C is at home for a(nother!) snow day with his friend E, who was kind enough to demonstrate how the Triangle-Square works in this short video.
Thingiverse link: http://www.thingiverse.com/thing:263152
Settings: MakerWare .3mm/low on a Replicator 2 with linear infill (just because it looks nicer when using translucent filament), in about 10 minutes, with no raft and no support. The model prints in *one piece*, hinges and all.

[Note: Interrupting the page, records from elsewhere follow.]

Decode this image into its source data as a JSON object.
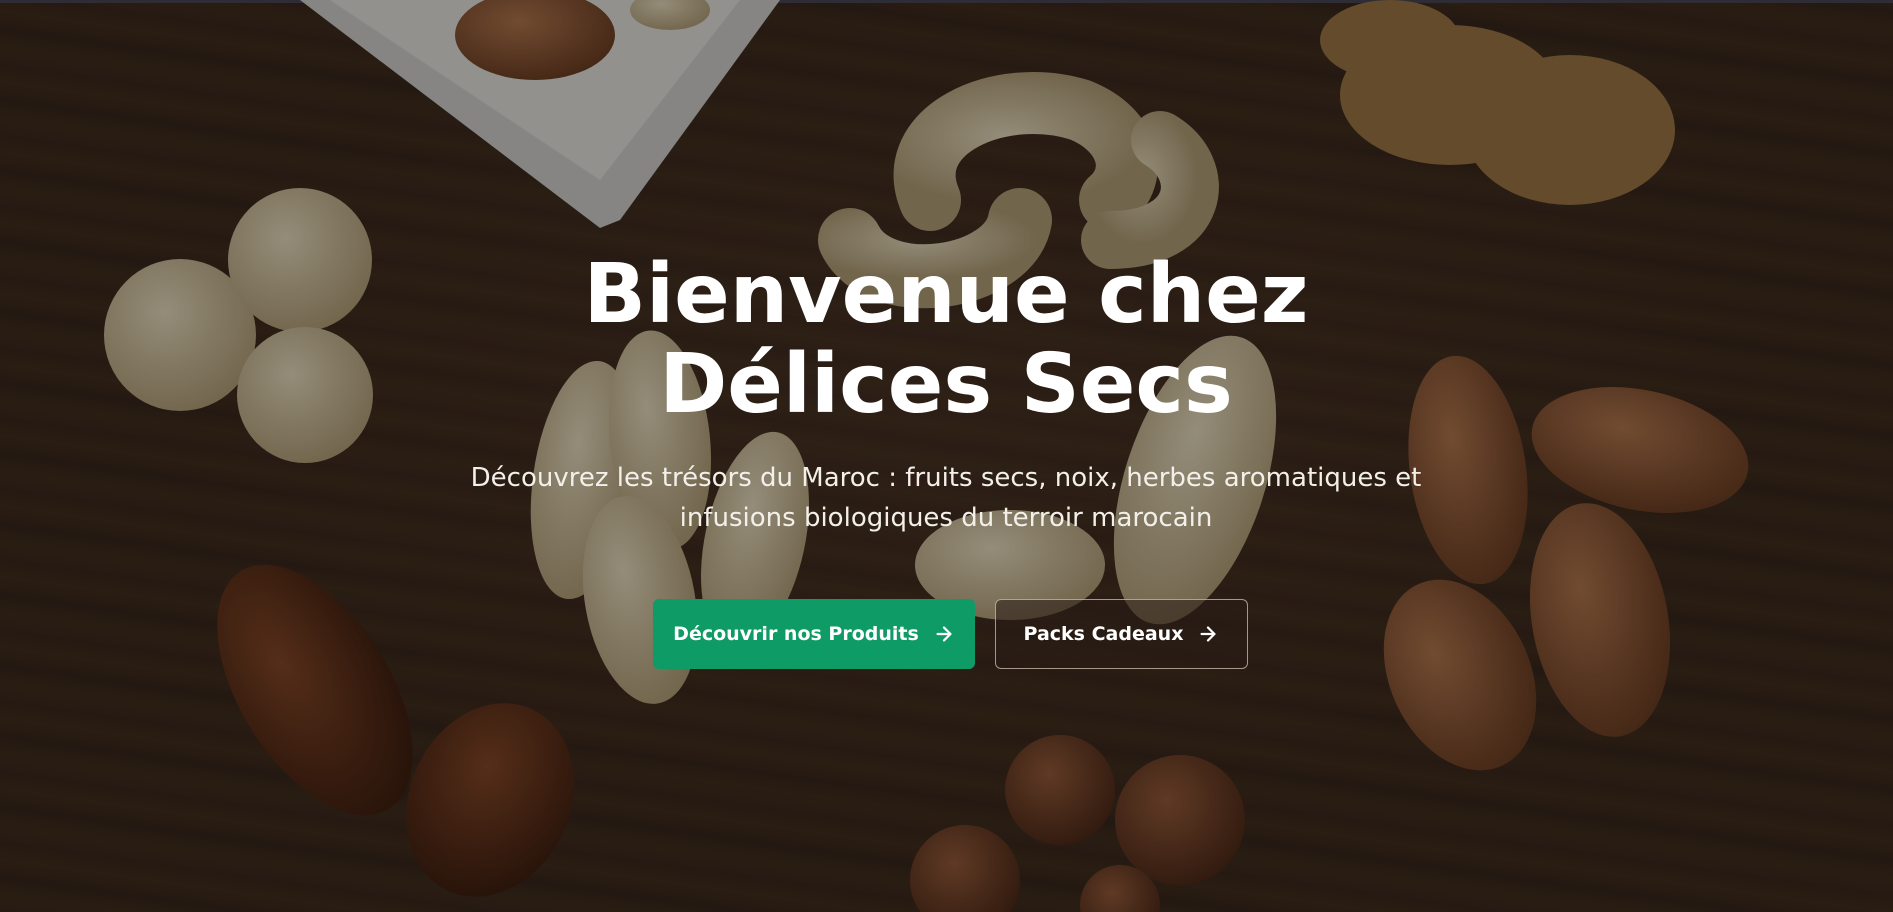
{
  "hero": {
    "title": "Bienvenue chez Délices Secs",
    "subtitle": "Découvrez les trésors du Maroc : fruits secs, noix, herbes aromatiques et infusions biologiques du terroir marocain",
    "buttons": {
      "primary_label": "Découvrir nos Produits",
      "secondary_label": "Packs Cadeaux"
    }
  },
  "icons": {
    "button_icon": "arrow-right-icon"
  },
  "colors": {
    "primary_button": "#0f9b66",
    "text": "#ffffff",
    "background_wood": "#3f2b20"
  }
}
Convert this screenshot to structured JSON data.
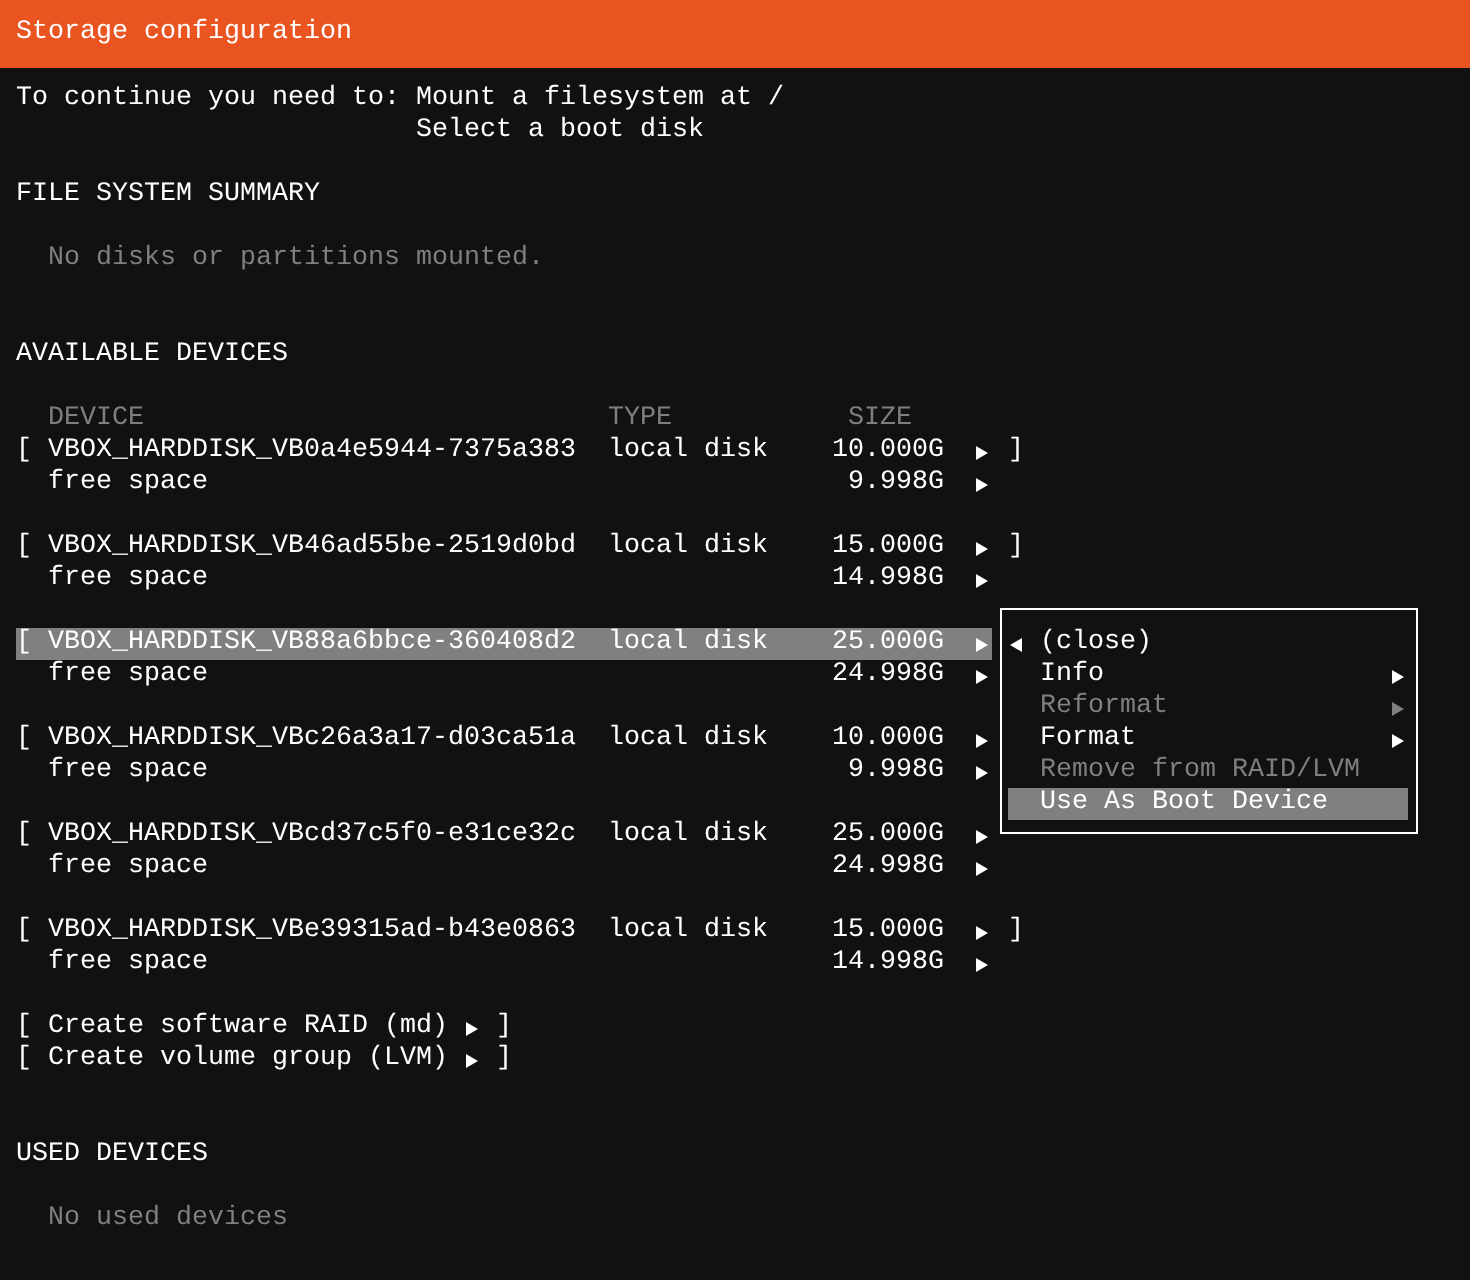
{
  "window": {
    "title": "Storage configuration"
  },
  "requirements": {
    "label": "To continue you need to:",
    "items": [
      "Mount a filesystem at /",
      "Select a boot disk"
    ]
  },
  "file_system_summary": {
    "heading": "FILE SYSTEM SUMMARY",
    "message": "No disks or partitions mounted."
  },
  "available_devices": {
    "heading": "AVAILABLE DEVICES",
    "columns": [
      "DEVICE",
      "TYPE",
      "SIZE"
    ],
    "devices": [
      {
        "bracket_open": "[",
        "name": "VBOX_HARDDISK_VB0a4e5944-7375a383",
        "type": "local disk",
        "size": "10.000G",
        "bracket_close": "]",
        "selected": false,
        "partitions": [
          {
            "name": "free space",
            "size": "9.998G"
          }
        ]
      },
      {
        "bracket_open": "[",
        "name": "VBOX_HARDDISK_VB46ad55be-2519d0bd",
        "type": "local disk",
        "size": "15.000G",
        "bracket_close": "]",
        "selected": false,
        "partitions": [
          {
            "name": "free space",
            "size": "14.998G"
          }
        ]
      },
      {
        "bracket_open": "[",
        "name": "VBOX_HARDDISK_VB88a6bbce-360408d2",
        "type": "local disk",
        "size": "25.000G",
        "selected": true,
        "partitions": [
          {
            "name": "free space",
            "size": "24.998G"
          }
        ]
      },
      {
        "bracket_open": "[",
        "name": "VBOX_HARDDISK_VBc26a3a17-d03ca51a",
        "type": "local disk",
        "size": "10.000G",
        "selected": false,
        "partitions": [
          {
            "name": "free space",
            "size": "9.998G"
          }
        ]
      },
      {
        "bracket_open": "[",
        "name": "VBOX_HARDDISK_VBcd37c5f0-e31ce32c",
        "type": "local disk",
        "size": "25.000G",
        "selected": false,
        "partitions": [
          {
            "name": "free space",
            "size": "24.998G"
          }
        ]
      },
      {
        "bracket_open": "[",
        "name": "VBOX_HARDDISK_VBe39315ad-b43e0863",
        "type": "local disk",
        "size": "15.000G",
        "bracket_close": "]",
        "selected": false,
        "partitions": [
          {
            "name": "free space",
            "size": "14.998G"
          }
        ]
      }
    ],
    "actions": [
      {
        "bracket_open": "[",
        "label": "Create software RAID (md)",
        "bracket_close": "]"
      },
      {
        "bracket_open": "[",
        "label": "Create volume group (LVM)",
        "bracket_close": "]"
      }
    ]
  },
  "device_menu": {
    "items": [
      {
        "kind": "close",
        "label": "(close)",
        "disabled": false,
        "selected": false
      },
      {
        "kind": "submenu",
        "label": "Info",
        "disabled": false,
        "selected": false
      },
      {
        "kind": "submenu",
        "label": "Reformat",
        "disabled": true,
        "selected": false
      },
      {
        "kind": "submenu",
        "label": "Format",
        "disabled": false,
        "selected": false
      },
      {
        "kind": "action",
        "label": "Remove from RAID/LVM",
        "disabled": true,
        "selected": false
      },
      {
        "kind": "action",
        "label": "Use As Boot Device",
        "disabled": false,
        "selected": true
      }
    ]
  },
  "used_devices": {
    "heading": "USED DEVICES",
    "message": "No used devices"
  }
}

Technical notes: This is the model we were working on in Friday's post about failing. It was created in OpenSCAD by modifying the code for our Fidget cube from Day 146. When I first started this project, I thought it would be a simple modification. Then I realized I didn't have coordinates for the dissection of the triangle. After some searching I found an explicit construction with coordinates in coordinates the MapleSoft article Animation of Dudeney's Dissection Transforming an Equilateral Triangle to a Square by Mark Meyerson of the U.S. Naval Academy. After some trial and error I got this worked into the following coordinates for points A, B, C, E, F, P, Q, R, and S in OpenSCAD code (where s is a scaling factor with default value 35mm):
The second major problem was that the hinges needed to be angled and oriented to fit on non-square pieces, and also that some of the hinges needed to attach to angles that were much less than 90 degrees. These acute-angle hinges were unstable and didn't snap apart correctly after printing, so I had to add some stabilizing connectors and then some holes in opposite pieces to accommodate those connectors so the pieces could still fold flush to each other. What I hoped would be easily generalizable code that would work for any hinged dissection with given vertices and hinge locations quickly turned into a mess of one-use angles and hacks to make things close up correctly. But in the end we worked it all out, if messily. Perhaps in the future we'll make a more generalized OpenSCAD code for these constructions, but for today we are content just to be able to turn a triangle into a square and back again. And again, and again, and again.
UPDATE: This model got a shout-out in the post Using Manipulatives for a fun twist on Dan Meyer's geometry problem on the mikesmathpage blog. Nice ideas for how to use the Haberdasher triangle-square to get kids thinking openly about mathematics!